Он встал и пошел к своим.
— Что насчет Лики? — крикнула я ему в спину.
— Насчет Лики будем дожидаться результатов вскрытия. — обернулся он на ходу, — Тогда и поговорим. С тобой в том числе. Советую напрячь память.
Я смотрела на его удаляющуюся спину. Дождемся результатов вскрытия. Лики. Мне это снится в кошмарном сне. Этого просто не может быть.
С ее руки вспорхнула бабочка и полетела прямо ко мне. Я шарахнулась от нее, а ведь это последний привет от Лики. А может быть, ее последняя просьба? Если бы я могла заплакать, может быть растаял бы ком в горле и не было бы так больно?
— Что это тут у вас творится?
Я вздрогнула — рядом со мной на скамейку плюхнулся Мишка и бросил мне на колени пластиковую папку безумно-розового цвета с изображением мультяшных феечек.
— Чертежи подвалов. — со скромной гордостью сказал мой друг, — Что происходит? Машина батина у ворот стоит…
— Лику убили. — ответила я беззвучно, прижав к груди папку. Ком напрочь перекрыл мне горло, не давая говорить и дышать.
— Что?
— Лику… убили. — сделала я еще одну попытку произнести это вслух.
— Не понял…
Третья попытка тоже не завершилась успехом. Но я наконец-то смогла заплакать, спрятав лицо за папкой с феечками.
ГЛАВА 17. Только ждать
Полиция уехала с тем же, с чем и приехала. Оставалось только ждать возвращения Вадима — он привезет новости. Тогда будет ясно — все плохо или же все очень плохо. Это для всех. Для меня в любом случае все очень плохо. Даже мысль о том, что меня могут обвинить в убийстве не особенно пугала. Я знала, что не убивала Лику. Но я знала также и то, что я виновна в ее смерти. И если меня обвинят в убийстве, это будет пусть слишком суровым, но заслуженным наказанием.
Все давно разбрелись по своим норкам, Мишка тоже уехал — у него были срочные дела, а мне он ничем помочь не мог.
Когда умерла бабушка, только работа спасала меня от ужаса, царившего в моей голове и боли в сердце. А сейчас мне нечего было делать.
“— Одно дело у тебя есть. Отнеси папку домой.
— Зачем?
— Может по дороге догадаешься?
— Ты можешь просто сказать, по человечески?
— Не могу.

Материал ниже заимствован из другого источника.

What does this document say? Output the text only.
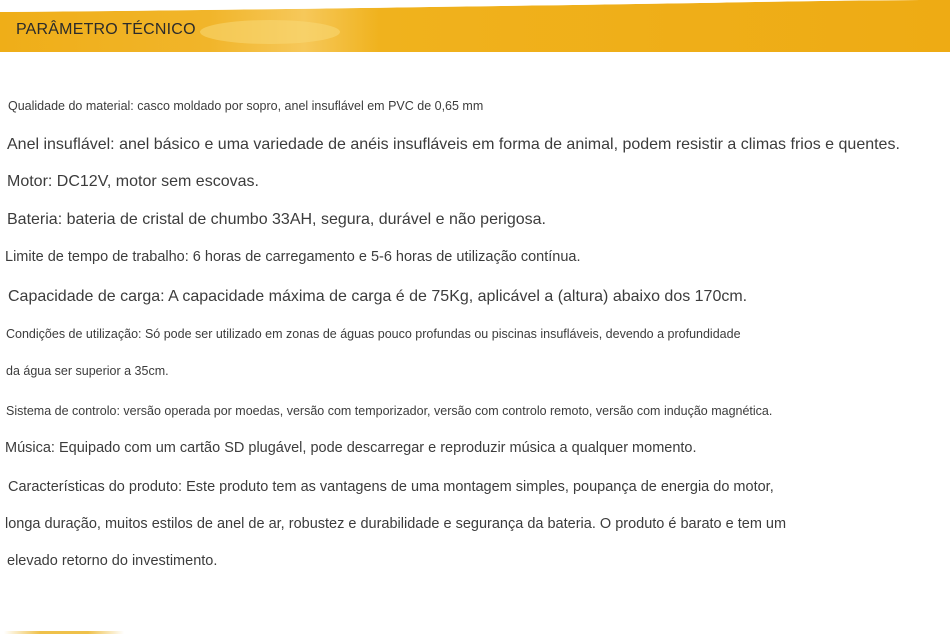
PARÂMETRO TÉCNICO
Qualidade do material: casco moldado por sopro, anel insuflável em PVC de 0,65 mm
Anel insuflável: anel básico e uma variedade de anéis insufláveis em forma de animal, podem resistir a climas frios e quentes.
Motor: DC12V, motor sem escovas.
Bateria: bateria de cristal de chumbo 33AH, segura, durável e não perigosa.
Limite de tempo de trabalho: 6 horas de carregamento e 5-6 horas de utilização contínua.
Capacidade de carga: A capacidade máxima de carga é de 75Kg, aplicável a (altura) abaixo dos 170cm.
Condições de utilização: Só pode ser utilizado em zonas de águas pouco profundas ou piscinas insufláveis, devendo a profundidade
da água ser superior a 35cm.
Sistema de controlo: versão operada por moedas, versão com temporizador, versão com controlo remoto, versão com indução magnética.
Música: Equipado com um cartão SD plugável, pode descarregar e reproduzir música a qualquer momento.
Características do produto: Este produto tem as vantagens de uma montagem simples, poupança de energia do motor,
longa duração, muitos estilos de anel de ar, robustez e durabilidade e segurança da bateria. O produto é barato e tem um
elevado retorno do investimento.
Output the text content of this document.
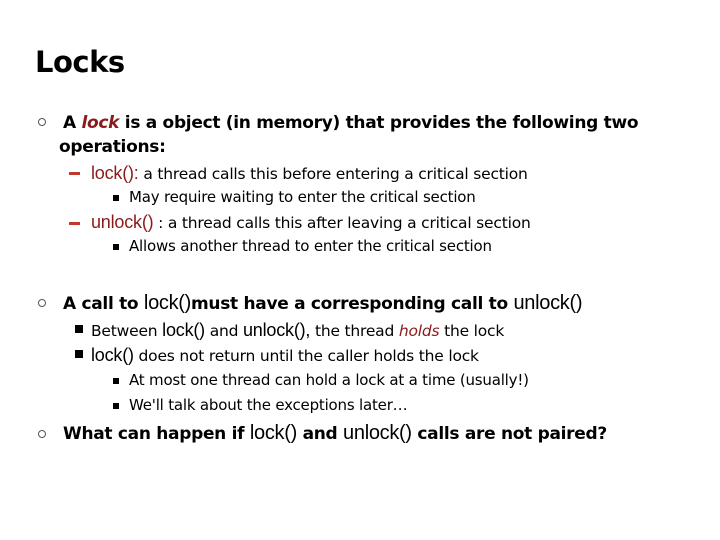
Locks
A lock is a object (in memory) that provides the following two
operations:
lock(): a thread calls this before entering a critical section
May require waiting to enter the critical section
unlock() : a thread calls this after leaving a critical section
Allows another thread to enter the critical section
A call to lock()must have a corresponding call to unlock()
Between lock() and unlock(), the thread holds the lock
lock() does not return until the caller holds the lock
At most one thread can hold a lock at a time (usually!)
We'll talk about the exceptions later…
What can happen if lock() and unlock() calls are not paired?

Я не человек. И, кстати, не дельфийский оракул. Я всего лишь твой внутренний голос.
— Ну так и молчал бы, если сказать нечего. Я все равно не смогу сейчас разбирать чертежи.
— Тебя никто не заставляет разбирать. Просто отнеси папку домой. Не нужно ею светить перед всеми. Неприлично как-то.
Что ж, он прав. Феечки на папке слишком широко улыбаются и зубы у них слишком белые.
Где-то глубоко в голове чуть встрепенулась и вяло закопошилась мысль о феечках и зубах. Слишком глубоко, чтобы зацепить ее, вытащить и понять, откуда она взялась и для чего окопалась в памяти. Я решила оставить ее в покое до лучших времен.
Голос сделал попытку что-то вякнуть, но я устало цыкнула на него и он притих.
Я вошла в актерский флигель, поднялась на второй этаж.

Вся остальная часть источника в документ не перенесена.